From the activity series, Mn lies above Co; which means Mn is more reactive than Co and should undergo oxidation. So, this reaction is not spontaneous.

Oxidation:   Co (s) --> Co²⁺ (aq) E^o = 0.28 V

Reduction:Mn²⁺ (aq) --> Mn (s) E^o = -1.18 V

E^o_cell = 0.28 - 1.18 = -0.9 V

Since cell potential is negative, it is not a spontaneous reaction.

b) 3 Zn (s) + 2 Cr³⁺ (aq) --> 3 Zn²⁺ (aq) + 2 Cr (s)

From the activity series, Zn lies above Cr; which means Zn is more reactive than Cr and should undergo oxidation. So, this reaction is spontaneous.

Oxidation:  3 Zn (s) --> 3 Zn²⁺ (aq) + 6 e^-    3 x ( E^o = 0.76 )

Reduction: 2 Cr³⁺ (aq) + 6 e^- --> 2 Cr (s) 2 x ( E^o = -0.74)

E^o_cell = 3 x (0.76) + 2 x (-0.74) = 0.80 V

Since cell potential is positive, the reaction is spontaneous.

c) Ba²⁺ (aq) + 2 Li (s) --> Ba (s) + 2 Li⁺ (aq)

From the activity series, Li lies above Ba; which means Li is more reactive than Ba and should undergo oxidation. So, this reaction is spontaneous.

Oxidation:  2 Li (s) --> 2 Li⁺ (aq) + 2 e^-    2x ( E^o = 3.04 )

Reduction: Ba²⁺ (aq) + 2 e^- --> Ba (s)   E^o =-2.91 V

E^o_cell = 2(3.04) +(-2.91) = 3.17

Since the cell potential is positive, the reaction is spontaneous.

d) Hg²⁺ (aq) + Cd (s) --> Hg (l) + Cd²⁺ (aq)

From the activity series, Cd lies above Hg; which means Cd is more reactive than Hg and should undergo oxidation.

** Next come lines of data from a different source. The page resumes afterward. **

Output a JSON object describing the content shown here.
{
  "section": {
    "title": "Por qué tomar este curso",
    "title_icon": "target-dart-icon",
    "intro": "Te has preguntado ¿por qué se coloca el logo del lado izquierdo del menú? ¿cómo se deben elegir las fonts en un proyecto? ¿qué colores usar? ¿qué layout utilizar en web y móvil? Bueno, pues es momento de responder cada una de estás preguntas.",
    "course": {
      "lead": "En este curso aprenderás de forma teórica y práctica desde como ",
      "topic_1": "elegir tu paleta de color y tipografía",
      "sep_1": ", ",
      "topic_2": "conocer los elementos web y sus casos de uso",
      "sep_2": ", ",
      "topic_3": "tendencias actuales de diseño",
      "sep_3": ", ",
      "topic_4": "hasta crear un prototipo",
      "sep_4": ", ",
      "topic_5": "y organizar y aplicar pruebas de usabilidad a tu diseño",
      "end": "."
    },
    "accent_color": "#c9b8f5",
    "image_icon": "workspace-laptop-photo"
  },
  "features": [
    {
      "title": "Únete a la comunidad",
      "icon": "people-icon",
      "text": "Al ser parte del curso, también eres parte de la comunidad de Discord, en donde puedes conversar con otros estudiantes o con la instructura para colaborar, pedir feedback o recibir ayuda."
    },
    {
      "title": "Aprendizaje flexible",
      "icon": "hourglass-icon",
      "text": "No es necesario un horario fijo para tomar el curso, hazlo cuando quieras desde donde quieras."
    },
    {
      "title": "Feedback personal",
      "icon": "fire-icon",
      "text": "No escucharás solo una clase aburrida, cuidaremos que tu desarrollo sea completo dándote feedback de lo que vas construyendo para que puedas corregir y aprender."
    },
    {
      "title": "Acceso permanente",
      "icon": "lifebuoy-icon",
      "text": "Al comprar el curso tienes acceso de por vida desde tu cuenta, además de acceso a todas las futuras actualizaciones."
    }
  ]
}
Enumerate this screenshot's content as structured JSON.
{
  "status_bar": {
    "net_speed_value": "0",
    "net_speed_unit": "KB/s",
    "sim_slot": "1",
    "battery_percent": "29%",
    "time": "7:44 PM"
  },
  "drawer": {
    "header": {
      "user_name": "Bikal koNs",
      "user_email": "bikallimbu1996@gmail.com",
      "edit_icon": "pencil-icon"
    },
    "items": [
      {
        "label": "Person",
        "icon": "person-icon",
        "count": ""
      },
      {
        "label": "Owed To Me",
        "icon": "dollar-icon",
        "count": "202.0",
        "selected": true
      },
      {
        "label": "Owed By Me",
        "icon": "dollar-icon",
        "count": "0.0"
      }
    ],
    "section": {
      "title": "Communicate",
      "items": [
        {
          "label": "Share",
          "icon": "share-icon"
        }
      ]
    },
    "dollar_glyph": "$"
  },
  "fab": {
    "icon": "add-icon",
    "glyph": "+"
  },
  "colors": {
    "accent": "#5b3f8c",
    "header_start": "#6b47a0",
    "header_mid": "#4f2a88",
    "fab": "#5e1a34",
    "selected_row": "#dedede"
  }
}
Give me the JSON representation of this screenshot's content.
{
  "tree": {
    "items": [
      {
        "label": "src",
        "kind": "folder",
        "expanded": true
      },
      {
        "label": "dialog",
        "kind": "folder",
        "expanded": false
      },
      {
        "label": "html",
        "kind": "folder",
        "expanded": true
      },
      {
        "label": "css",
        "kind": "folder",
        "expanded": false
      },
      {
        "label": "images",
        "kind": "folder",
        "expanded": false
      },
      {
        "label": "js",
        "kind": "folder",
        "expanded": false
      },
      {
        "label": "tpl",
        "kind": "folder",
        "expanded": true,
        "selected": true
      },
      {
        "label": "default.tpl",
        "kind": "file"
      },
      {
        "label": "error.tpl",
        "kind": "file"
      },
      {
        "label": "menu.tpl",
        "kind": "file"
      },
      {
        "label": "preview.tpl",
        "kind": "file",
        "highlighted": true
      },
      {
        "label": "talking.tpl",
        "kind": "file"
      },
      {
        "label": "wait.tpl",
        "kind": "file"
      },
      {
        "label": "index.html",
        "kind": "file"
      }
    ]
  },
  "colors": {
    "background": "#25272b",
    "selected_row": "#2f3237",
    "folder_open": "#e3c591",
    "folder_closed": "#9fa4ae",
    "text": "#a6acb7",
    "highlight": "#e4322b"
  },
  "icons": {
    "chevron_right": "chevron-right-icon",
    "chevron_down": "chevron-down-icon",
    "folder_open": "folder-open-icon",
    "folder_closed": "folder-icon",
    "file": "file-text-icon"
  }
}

So, this reaction is spontaneous.

Oxidation: Cd (s) --> Cd²⁺ (aq) + 2 e^- E^o = 0.40

Reduction: Hg²⁺ (aq) + 2 e^- --> Hg (l) E^o = 0.85 V

E^o_cell = 0.40 + 0.85 = 1.25 V

Since the cell potential is positive, the reaction is spontaneous.

e) Ca (s) + 2 K⁺ (aq) --> Ca²⁺ (aq) + 2 K (s)

From the activity series, K lies above Ca; which means K is more reactive than Ca and should undergo oxidation. So, this reaction is not spontaneous.

Oxidation: Ca (s) --> Ca²⁺ (aq) + 2 e^-         E^o = 2.87 V

Reduction: 2 K⁺ (aq) + 2 e^- --> 2 K (s)    2 x ( E^o = -2.93 V )

E^o_cell = 2.87 + 2 x (- 2.93) = -2.99 V

Since the cell potential is negative, the reaction is not spontaneous.

f) Ni²⁺ (aq) + Mg (s) --> Ni (s) + Mg²⁺ (aq)

From the activity series, Mg lies above Ni; which means Mg is more reactive than Ni and should undergo oxidation. So, this reaction is spontaneous.

Oxidation: Mg (s) --> Mg²⁺ (aq) + 2 e^- E^o = 2.37 V

Reduction: Ni²⁺ (aq) + 2 e^- --> Ni (s)    E^o = -0.26 V

E^o_cell = 2.37 - 0.26 = 2.11 V

Since the cell potential is positive, the reaction is spontaneous.